Diagnostic tests are needed to identify urolithiasis as the cause of your pet's symptoms and to exclude other disease processes. Your veterinarian may recommend: Complete medical history and physical examination, including palpation of the abdomen. Bladder stones can be difficult to palpate due to the tendency of many pets to tense their abdomen when the veterinarian attempts to palpate them. The medical history may include questions about the pet's urine stream, the frequency of urination, presence of blood in the urine, change in water consumption, changes in appetite, weight loss and history of previous illness or infection.
Urinalysis to evaluate urine concentration, acidity or alkalinity (called pH), presence of red blood cells, white blood cells, bacteria and crystals
Abdominal X-rays to identify stones that are dense enough to be visualized
Other diagnostic tests that may be completed include:
Urine culture and sensitivity to identify bacterial urinary tract infection
Serum biochemistry tests to assess kidney function
Complete blood count to evaluate for infection
Abdominal ultrasound to evaluate for obstruction of the urinary tract by stones
Contrast dye X-ray studies to visualize some stones not visualized on plain X-rays
Stone analysis to identify the mineral composition of the stones and guide your veterinarian in treating urolithiasis
Treatments for urolithiasis may include one or more of the following:
Treatment of bacterial urinary tract infection with antibiotics
Removal of stones surgically or by dietary intervention. There are advantages and disadvantages to both methods. Surgery is invasive but usually insures removal of all stones and allows for mineral analysis of the stones. Dissolution of stones by dietary methods is not invasive but does not allow mineral analysis of the stones and requires your veterinarian to make an educated guess about the type of stone present. Some stones can be dissolved by dietary means and others cannot. Whether or not to attempt dietary dissolution will depend on your pet's general health, the type of stone suspected, the location and number of stones and other factors that your veterinarian will discuss with you. In many instances, surgery is the most direct way to remove stones and submit them for analysis.

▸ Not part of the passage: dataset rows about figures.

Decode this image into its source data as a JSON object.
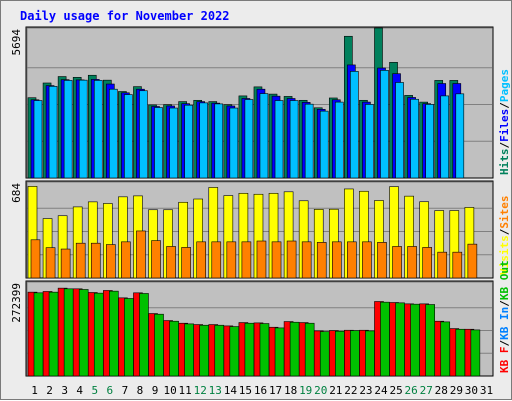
{
  "chart_data": {
    "type": "bar",
    "title": "Daily usage for November 2022",
    "colors": {
      "background": "#c0c0c0",
      "hits": "#00805c",
      "files": "#0000ff",
      "pages": "#00c0ff",
      "visits": "#ffff00",
      "sites": "#ff8000",
      "kb_in": "#0080ff",
      "kb_out": "#00c000",
      "kb_f": "#ff0000",
      "weekend_label": "#008040",
      "weekday_label": "#000000",
      "title": "#0000ff"
    },
    "days": [
      "1",
      "2",
      "3",
      "4",
      "5",
      "6",
      "7",
      "8",
      "9",
      "10",
      "11",
      "12",
      "13",
      "14",
      "15",
      "16",
      "17",
      "18",
      "19",
      "20",
      "21",
      "22",
      "23",
      "24",
      "25",
      "26",
      "27",
      "28",
      "29",
      "30",
      "31"
    ],
    "weekend_days": [
      "5",
      "6",
      "12",
      "13",
      "19",
      "20",
      "26",
      "27"
    ],
    "panels": [
      {
        "name": "hits-files-pages",
        "ymax_label": "5694",
        "ymax": 5694,
        "legend": [
          {
            "text": "Hits",
            "color": "#00805c"
          },
          {
            "text": "/",
            "color": "#000000"
          },
          {
            "text": "Files",
            "color": "#0000ff"
          },
          {
            "text": "/",
            "color": "#000000"
          },
          {
            "text": "Pages",
            "color": "#00c0ff"
          }
        ],
        "series": [
          {
            "name": "Hits",
            "color": "#00805c",
            "values": [
              3110,
              3680,
              3930,
              3900,
              3980,
              3790,
              3350,
              3540,
              2830,
              2840,
              2960,
              3010,
              2960,
              2840,
              3180,
              3530,
              3250,
              3160,
              3010,
              2720,
              3100,
              5490,
              3010,
              5810,
              4480,
              3200,
              2940,
              3780,
              3780,
              null,
              null
            ]
          },
          {
            "name": "Files",
            "color": "#0000ff",
            "values": [
              3030,
              3580,
              3810,
              3800,
              3820,
              3640,
              3300,
              3440,
              2770,
              2790,
              2880,
              2960,
              2900,
              2790,
              3080,
              3440,
              3170,
              3080,
              2930,
              2660,
              3030,
              4380,
              2940,
              4260,
              4040,
              3120,
              2880,
              3660,
              3660,
              null,
              null
            ]
          },
          {
            "name": "Pages",
            "color": "#00c0ff",
            "values": [
              3000,
              3550,
              3780,
              3790,
              3780,
              3440,
              3230,
              3380,
              2730,
              2710,
              2820,
              2910,
              2870,
              2710,
              3040,
              3270,
              3000,
              3000,
              2860,
              2590,
              2940,
              4130,
              2850,
              4170,
              3700,
              3050,
              2850,
              3180,
              3260,
              null,
              null
            ]
          }
        ]
      },
      {
        "name": "visits-sites",
        "ymax_label": "684",
        "ymax": 684,
        "legend": [
          {
            "text": "Visits",
            "color": "#ffff00"
          },
          {
            "text": "/",
            "color": "#000000"
          },
          {
            "text": "Sites",
            "color": "#ff8000"
          }
        ],
        "series": [
          {
            "name": "Visits",
            "color": "#ffff00",
            "values": [
              674,
              437,
              458,
              523,
              560,
              548,
              597,
              604,
              502,
              502,
              557,
              581,
              666,
              606,
              623,
              616,
              623,
              634,
              568,
              505,
              506,
              655,
              638,
              570,
              672,
              602,
              561,
              496,
              496,
              519,
              null
            ]
          },
          {
            "name": "Sites",
            "color": "#ff8000",
            "values": [
              281,
              223,
              213,
              256,
              256,
              246,
              266,
              346,
              275,
              232,
              225,
              266,
              266,
              266,
              266,
              272,
              266,
              272,
              266,
              262,
              266,
              266,
              266,
              262,
              232,
              232,
              225,
              190,
              190,
              249,
              null
            ]
          }
        ]
      },
      {
        "name": "kbytes",
        "ymax_label": "272399",
        "ymax": 272399,
        "legend": [
          {
            "text": "KB F",
            "color": "#ff0000"
          },
          {
            "text": "/",
            "color": "#000000"
          },
          {
            "text": "KB In",
            "color": "#0080ff"
          },
          {
            "text": "/",
            "color": "#000000"
          },
          {
            "text": "KB Out",
            "color": "#00c000"
          }
        ],
        "series": [
          {
            "name": "KB F",
            "color": "#ff0000",
            "values": [
              251000,
              253000,
              263000,
              261000,
              250000,
              256000,
              234000,
              249000,
              187000,
              166000,
              158000,
              154000,
              154000,
              150000,
              160000,
              159000,
              146000,
              163000,
              160000,
              135000,
              136000,
              137000,
              137000,
              223000,
              220000,
              216000,
              216000,
              164000,
              142000,
              140000,
              null
            ]
          },
          {
            "name": "KB In",
            "color": "#0080ff",
            "values": [
              null,
              null,
              null,
              null,
              null,
              null,
              null,
              null,
              null,
              null,
              null,
              null,
              null,
              null,
              null,
              null,
              null,
              null,
              null,
              null,
              null,
              null,
              null,
              null,
              null,
              null,
              null,
              null,
              null,
              null,
              null
            ]
          },
          {
            "name": "KB Out",
            "color": "#00c000",
            "values": [
              249000,
              251000,
              261000,
              259000,
              248000,
              254000,
              232000,
              247000,
              185000,
              164000,
              156000,
              152000,
              152000,
              148000,
              158000,
              157000,
              144000,
              161000,
              158000,
              133000,
              134000,
              136000,
              135000,
              221000,
              219000,
              215000,
              214000,
              162000,
              140000,
              138000,
              null
            ]
          }
        ]
      }
    ]
  }
}
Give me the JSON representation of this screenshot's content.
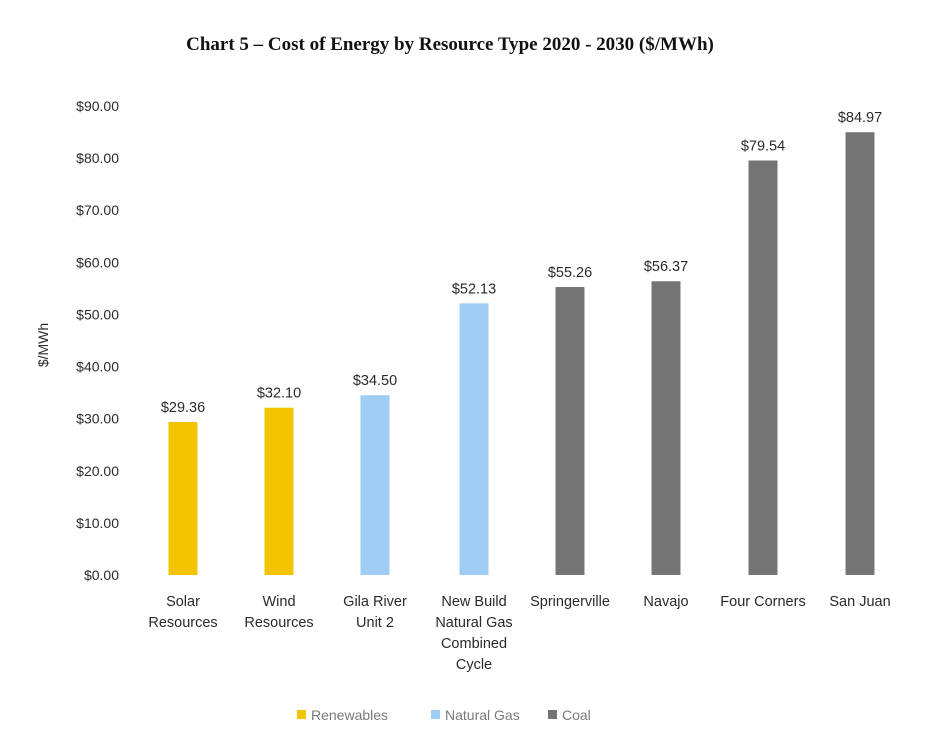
{
  "chart_data": {
    "type": "bar",
    "title": "Chart 5 – Cost of Energy by Resource Type 2020 - 2030 ($/MWh)",
    "ylabel": "$/MWh",
    "xlabel": "",
    "ylim": [
      0,
      90
    ],
    "yticks": [
      0,
      10,
      20,
      30,
      40,
      50,
      60,
      70,
      80,
      90
    ],
    "ytick_labels": [
      "$0.00",
      "$10.00",
      "$20.00",
      "$30.00",
      "$40.00",
      "$50.00",
      "$60.00",
      "$70.00",
      "$80.00",
      "$90.00"
    ],
    "grid": false,
    "legend_position": "bottom",
    "categories": [
      [
        "Solar",
        "Resources"
      ],
      [
        "Wind",
        "Resources"
      ],
      [
        "Gila River",
        "Unit 2"
      ],
      [
        "New Build",
        "Natural Gas",
        "Combined",
        "Cycle"
      ],
      [
        "Springerville"
      ],
      [
        "Navajo"
      ],
      [
        "Four Corners"
      ],
      [
        "San Juan"
      ]
    ],
    "values": [
      29.36,
      32.1,
      34.5,
      52.13,
      55.26,
      56.37,
      79.54,
      84.97
    ],
    "value_labels": [
      "$29.36",
      "$32.10",
      "$34.50",
      "$52.13",
      "$55.26",
      "$56.37",
      "$79.54",
      "$84.97"
    ],
    "bar_groups": [
      "renewables",
      "renewables",
      "gas",
      "gas",
      "coal",
      "coal",
      "coal",
      "coal"
    ],
    "legend": [
      {
        "key": "renewables",
        "label": "Renewables",
        "color": "#f5c400"
      },
      {
        "key": "gas",
        "label": "Natural Gas",
        "color": "#9fcdf4"
      },
      {
        "key": "coal",
        "label": "Coal",
        "color": "#747474"
      }
    ]
  }
}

At home, be sure to administer any medications prescribed by your veterinarian. Give antibiotics according to the schedule prescribed. It's important to allow your pet free access to fresh clean water.
Follow-up with your veterinarian for physical examinations and urinalysis as directed. Urine culture should be repeated 5 to 7 days after completion of antibiotic treatment to ensure eradication of infection. If your pet has a poor response to treatment, further workup may be required to search for underlying disease processes.
Stone analysis will guide your veterinarian's treatment plan:
Struvite stones: antibiotics to treat bacterial infection
Oxalate stones: thiazide diuretics and potassium citrate
Urate stones: allopurinol
Cystine stones: penicillamine or 2-mercaptopropionyl glycine (2-MPG or Thiola)
Most stones are difficult to prevent. Providing your pet with frequent opportunities to urinate and an ample supply of fresh clean water may help.
Prompt treatment of urinary tract infections can help reduce the potential for certain stone formation.